In a retrospective MIMIC-IV cohort of 5,280 adult ICU patients with ischemic stroke (cerebrovascular accident) plus intracranial artery stenosis/occlusion, machine learning models predicted all-cause mortality with AUC ~0.82–0.83 and accuracy >73% on an independent test set (n=1,584). LightGBM showed balanced performance (recall 0.70; precision 0.72) with good calibration, and SHAP interpretability highlighted acute physiology score III, suspected infection, Charlson comorbidity index, age, admission weight, and RDW as key drivers.
Why It Matters To Your Practice
Conventional ICU risk scores often underperform for individualized prognostication in complex stroke patients; this study suggests ML can maintain discrimination (AUC ~0.83) while adding patient-level interpretability.

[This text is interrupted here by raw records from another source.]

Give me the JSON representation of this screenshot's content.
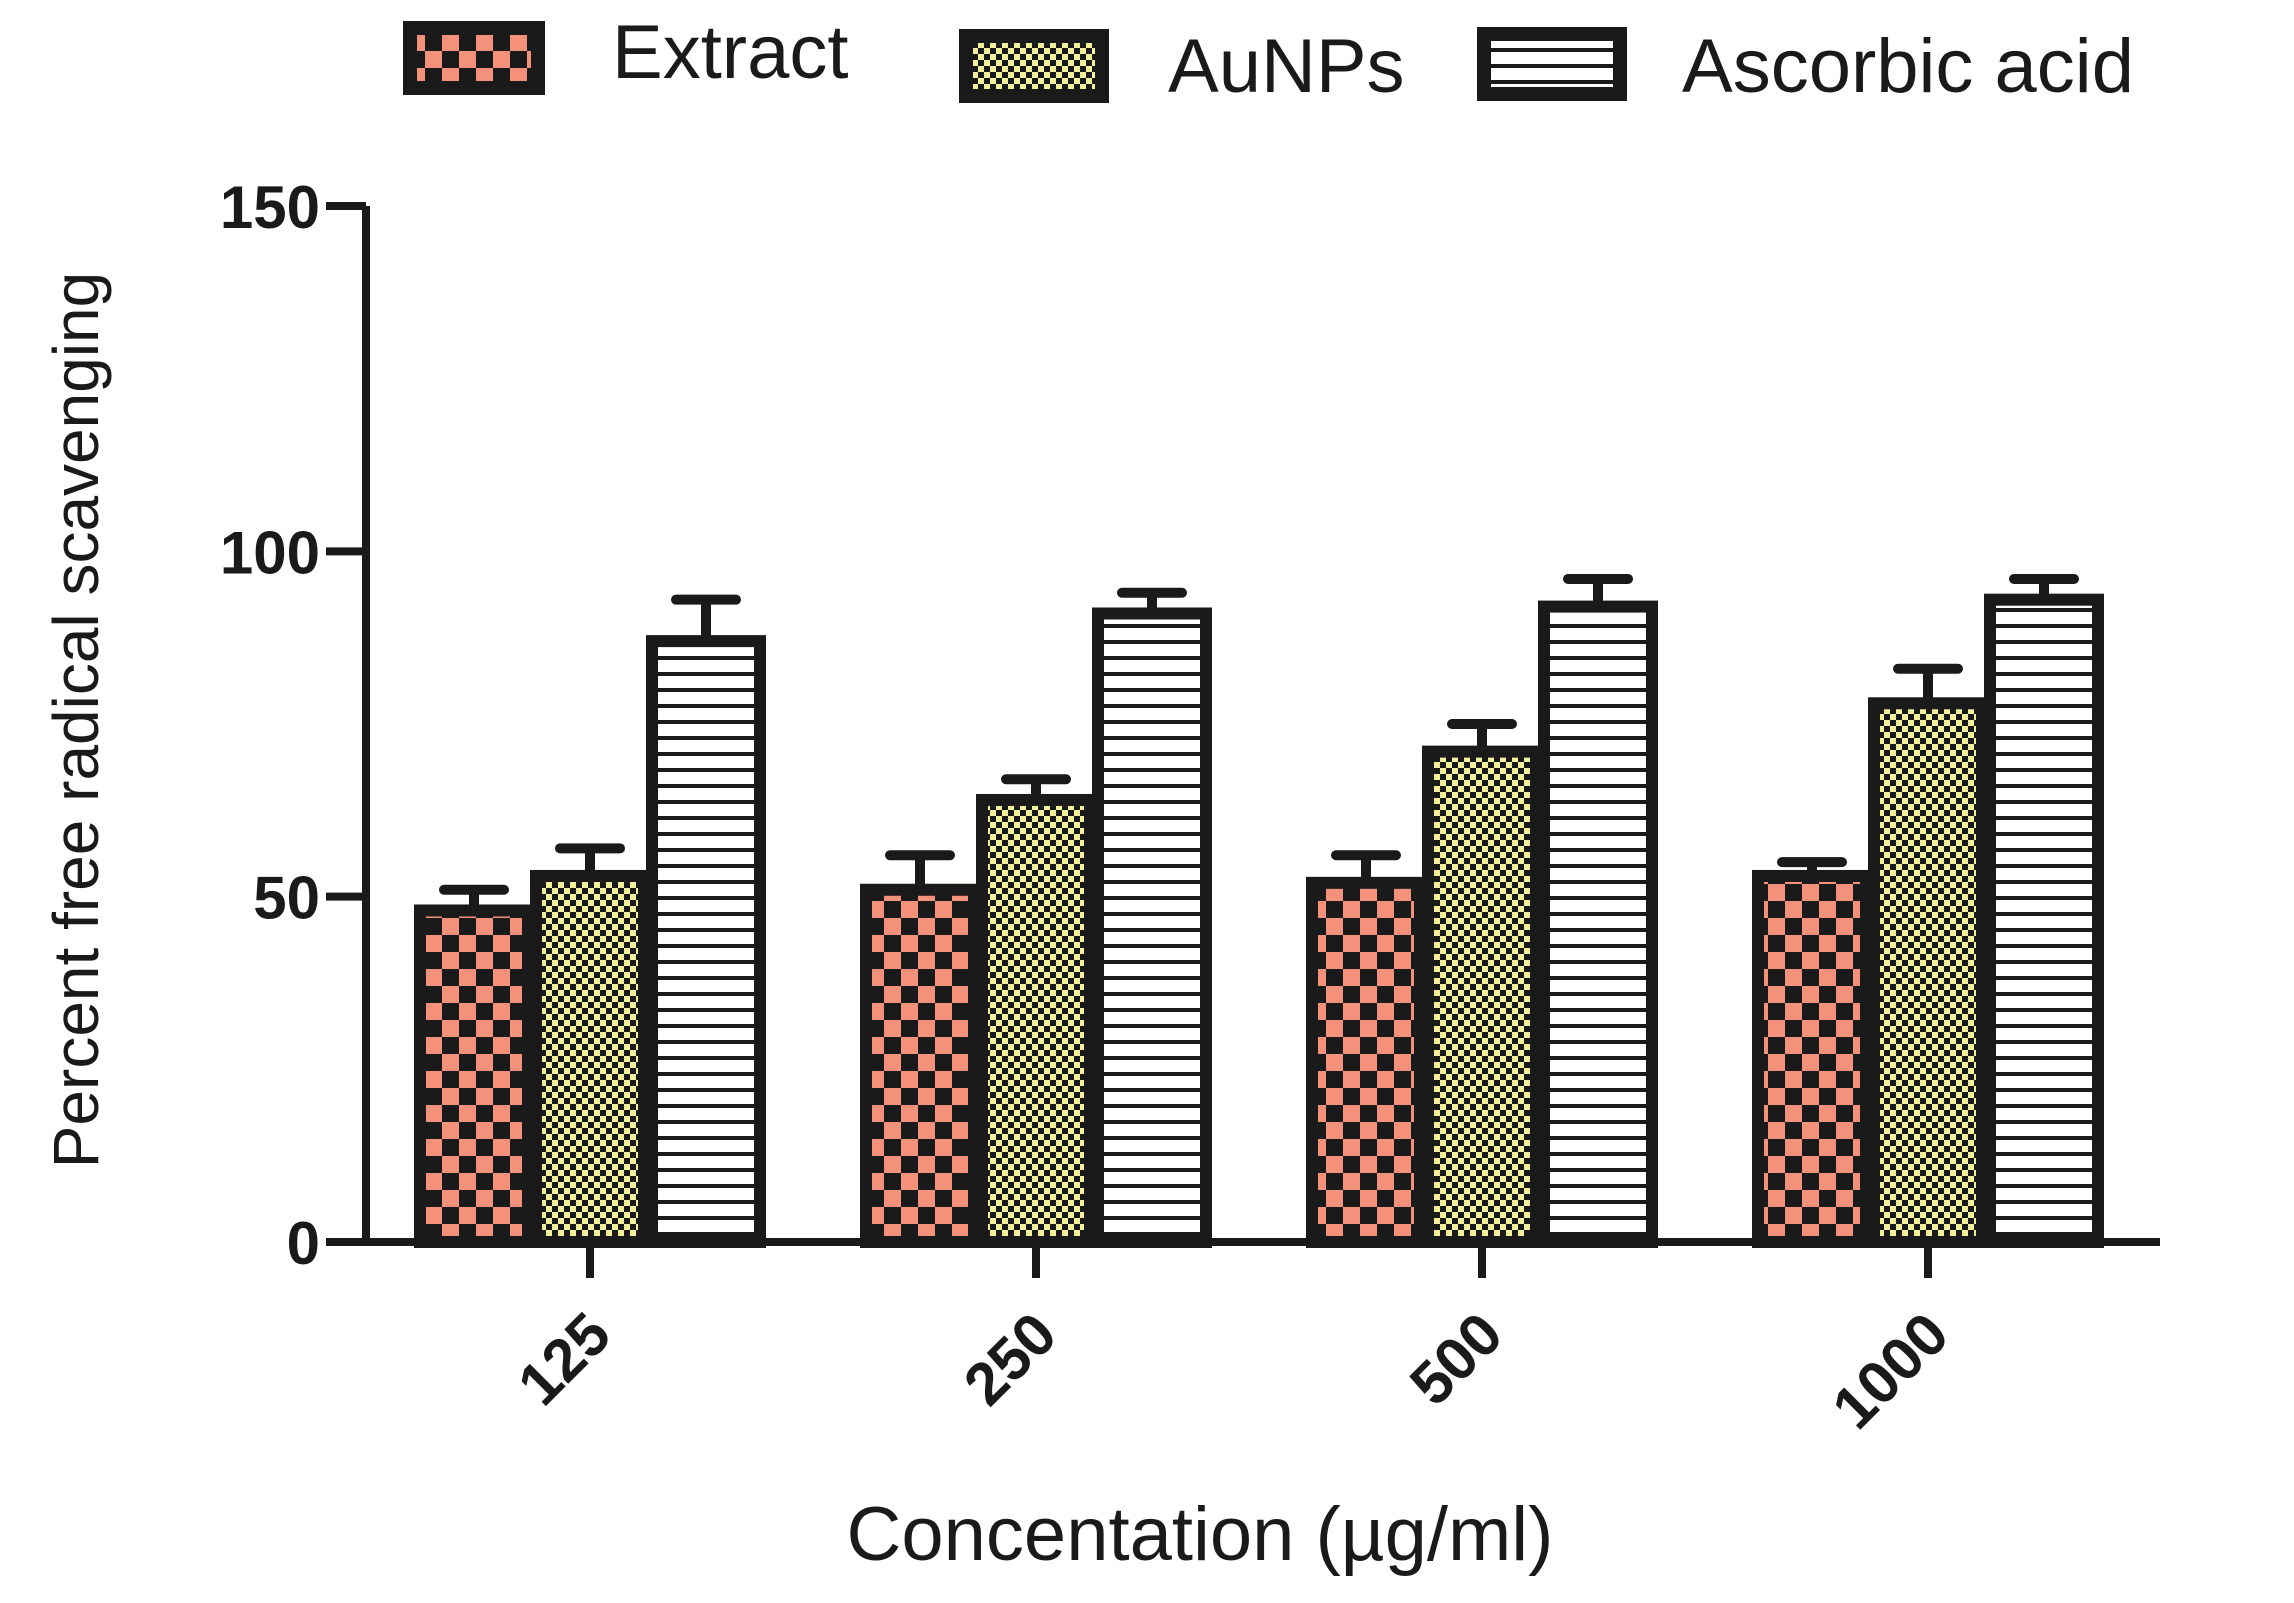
{
  "chart_data": {
    "type": "bar",
    "title": "",
    "xlabel": "Concentation (µg/ml)",
    "ylabel": "Percent free radical scavenging",
    "categories": [
      "125",
      "250",
      "500",
      "1000"
    ],
    "ylim": [
      0,
      150
    ],
    "yticks": [
      "0",
      "50",
      "100",
      "150"
    ],
    "grid": false,
    "legend_position": "top",
    "series": [
      {
        "name": "Extract",
        "pattern": "checker",
        "color": "#f4917a",
        "values": [
          48,
          51,
          52,
          53
        ],
        "errors": [
          3,
          5,
          4,
          2
        ]
      },
      {
        "name": "AuNPs",
        "pattern": "fine-checker",
        "color": "#f3f09a",
        "values": [
          53,
          64,
          71,
          78
        ],
        "errors": [
          4,
          3,
          4,
          5
        ]
      },
      {
        "name": "Ascorbic acid",
        "pattern": "horizontal-stripes",
        "color": "#ffffff",
        "values": [
          87,
          91,
          92,
          93
        ],
        "errors": [
          6,
          3,
          4,
          3
        ]
      }
    ]
  }
}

Calibration and explainability (via SHAP) are central if model outputs are to be trusted for real-time triage, goals-of-care discussions, and resource planning.
Clinical Implications
These models could augment—not replace—clinical judgment when estimating mortality risk in ICU ischemic stroke with intracranial arterial disease, especially when severity and comorbidity profiles are extreme.
Top predictors (APS III, suspected infection, CCI, age, RDW) align with bedside reasoning and may help clinicians sanity-check model outputs before acting on them.
Good calibration matters: a well-calibrated probability estimate is more actionable than rank-order risk alone for discussions about escalation, monitoring intensity, and disposition.
Insights
Methodologically, feature selection and imputation were performed within the training set then applied to the test set—an approach that helps reduce leakage risk in retrospective modeling.
Logistic regression performed comparably to more complex learners (LightGBM/Bagging), a reminder that “simpler” models can be competitive when the signal is strong and features are well curated.
Interpretability was delivered at both global and individual levels using SHAP, which can support clinician adoption but does not guarantee transferability across hospitals or EHR workflows.
The Bottom Line
In MIMIC-IV ICU ischemic stroke with intracranial stenosis/occlusion, ML models achieved AUC ~0.82–0.83 with >73% accuracy and interpretable drivers of risk.
Next steps before practice impact: external validation, monitoring for dataset shift, and prospective workflow testing to confirm real-world performance and usability.